NAIROBI, Kenya, Sep 22 — President William Ruto has called for the expansion of the United Nations Security Council (UNSC) in a bid to promote inclusion and make the top organ of the global intergovernmental organization more effective.
Ruto’s call on Wednesday while delivering Kenya’s national statement at the 77th UN General Assembly in New York came hours after US President Joe Biden made a similar pitch.
“Given the magnitude and variety of challenges the world continues to confront, a more fit-for-purpose United Nations is urgently needed, that possesses the legitimacy and efficacy in dealing with threats to international peace and security,” Ruto stated in his 40-minute statement.
President Ruto noted that the current UNSC membership structure providing for five permanent members wielding veto power and 10 non-permanent members elected by regional blocs undermined the council’s democratic standing and hence its effectiveness.
“A just and inclusive world order cannot be spearheaded by a United Nations Security Council that persistently and unjustly fails the inclusivity criterion. Similarly, threats to democracy will not be credibly resolved by an undemocratic and unrepresentative Security Council,” he told the General Assembly.
Ruto said Kenya remained “firmly committed to reforming the Security Council to make it a more effective, representative and democratic global institution.”
Biden had earlier in the day called for renewed efforts to reform the Security Council even as he expressed disappointed with the unjustified use of veto power by permanent members
“I also believe the time has come for this institution to become more inclusive, so they can better respond to the needs of today’s world. Members of the UN security council, including the United States, should consistently uphold and defend the UN charter and refrain from the use of the veto, except in rare, extraordinary situations,” Biden said.
Biden specifically called for the creation of permanent slots in the Security Council for countries in the African continent.
“That is also why the United States supports increasing the number of both permanent and non-permanent representatives of the council. This includes permanent seats for those nations. We have long supported permanent seats for countries in Africa, Latin America and the Caribbean,” the US President told the Assembly.

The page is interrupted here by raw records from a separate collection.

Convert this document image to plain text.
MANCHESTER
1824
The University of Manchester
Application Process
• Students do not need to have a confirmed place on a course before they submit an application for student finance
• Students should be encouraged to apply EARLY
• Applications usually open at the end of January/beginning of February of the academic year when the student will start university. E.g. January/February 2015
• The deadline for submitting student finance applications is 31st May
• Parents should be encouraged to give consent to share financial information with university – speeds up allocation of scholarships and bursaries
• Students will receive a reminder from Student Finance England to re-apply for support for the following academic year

The membership of the UN Security Council was last reviewed in 1963 after consensus by the General Assembly to create four additional non-permanent seats, a decision that came into force in 1965.
The United States sits as a permanent member in the Council alongside China, France, Russian Federation and the United Kingdom.
Ten other members are elected to serve a two-year term by five regional blocs.
Kenya makes up the membership of the Security Council sitting as a non-permanent member alongside Albania, Brazil, Gabon, Ghana, India, Ireland, Mexico, Norway and the United Arab Emirates.
Kenya has used its term set to come to an end later in the year to rally efforts in the fight against terrorism and an end to conflict in the region working alongside the A3 group comprising three African nations, Kenya included, represented in the UNSC.
During its presidency of the Council in October 2021, Kenya lined up four high-level events including a session on peace building and cooperation between the UN and regional organizations convened by then President Uhuru Kenyatta on October 12 and 28.
Ruto pointed out that the country’s engagement at the UNSC prioritized regional peace and security, countering terrorism and violent extremism, peace support operations, climate and security as critical contributions to collective efforts to build a safer, more prosperous and peaceful world.
“I am also proud to state that Kenya has continued to champion closer cooperation between regional mechanisms and the Security Council as an effective means of achieving international peace and security,” he said.
Kenya also led deliberations the subject of conflict and women involvement in peace and security initiative.
Nairobi has also been rooting for the escalation of sanctions against the Somali-based Al Shabaab terrorist group despite two failed attempts to have the organization designated as a terrorist group under the UNSC Resolution 1267 of 1999.
Kenya renewed the call in 2019 following the abduction of two Cuban doctors attached to the Mandera County Referral Hospital on April 12 by al-Shabaab militants, a move the foreign ministry termed as a flagrant violation of international humanitarian law.
Resolution 1267 was adopted on October 15, 1999, following repeated acts of aggression by the Taliban and groups linked to it with Kenya hoping Al Shabaab’s designation in the same category as Taliban would help exert pressure on the Somali-based militants.
Kenya renewed push was however vetoed by the United Kingdom in August 2019 on humanitarian grounds.